Von Petteri Ihalainen, GlobalSign

Vor kurzem haben wir einen eher allgemeinen Blick auf die neue Datenschutz-Grundverordnung (GDPR) geworfen, die von der Europäischen Kommission vorgeschlagen wurde. Hier nun die versprochene Fortsetzung. Fangen wir ausnahmsweise ein Mal mit einem Disclaimer an. Dieser Blog ist keine erschöpfende Liste von Beispielen, wie man Compliance erreicht. Wir werden die GDPR aus Sicht des Identity und Access Managements betrachten und erläutern, wo IAM helfen kann, sich dem Sinn und der in der Verordnung liegenden Absicht anzunähern.

GDPR, eine kleine Auffrischung
Bevor wir mehr ins Detail gehen wollen wir sicherstellen, dass Sie mit den Inhalten der GDPR vertraut sind. Einige Details finden Sie im angesprochenen Blog und auch die sehr ausführliche Zusammenfassung der IAPP bietet sich zur Lektüre an.

Eine aktuelle Studie von Trend Micro hat nämlich gezeigt:
• >> 20 Prozent der IT-Entscheider im Vereinigten Königreich kennen die GDPR nicht
• >> 29 Prozent gingen davon aus, dass die GDPR für ihr Unternehmen nicht gilt

Das sind einigermaßen beunruhigende Zahlen.
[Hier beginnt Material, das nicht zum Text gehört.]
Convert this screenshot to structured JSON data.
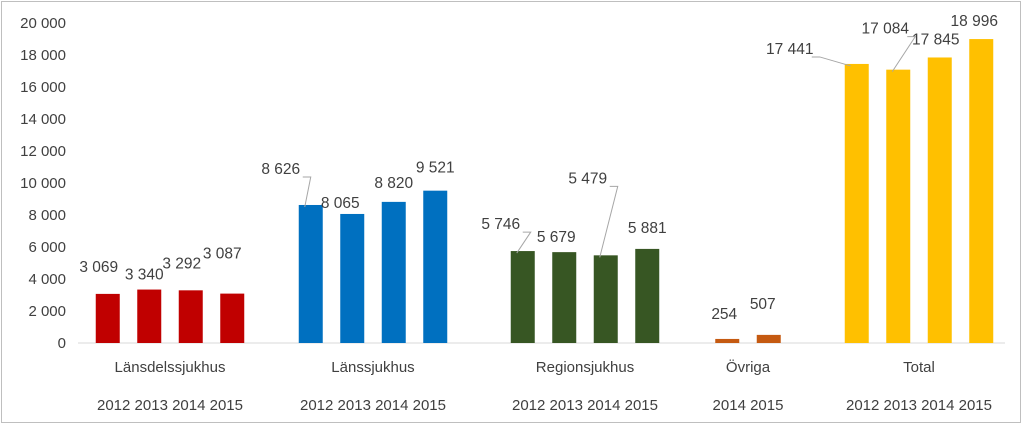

Wenn Ihr Unternehmen personenbezogene Daten verarbeitet, das heißt, wenn Sie Kunden haben, müssen Sie auch einen Blick auf die GDPR werfen. Es wäre nicht schlecht, eine ähnliche Umfrage bei IT-Entscheidern von Unternehmen außerhalb der EU durchzuführen, da die GDPR für alle Unternehmen gelten wird, die a) EU-Bürgern Waren oder Dienstleistungen anbieten oder b) das Verhalten von EU-Bürgern überwachen.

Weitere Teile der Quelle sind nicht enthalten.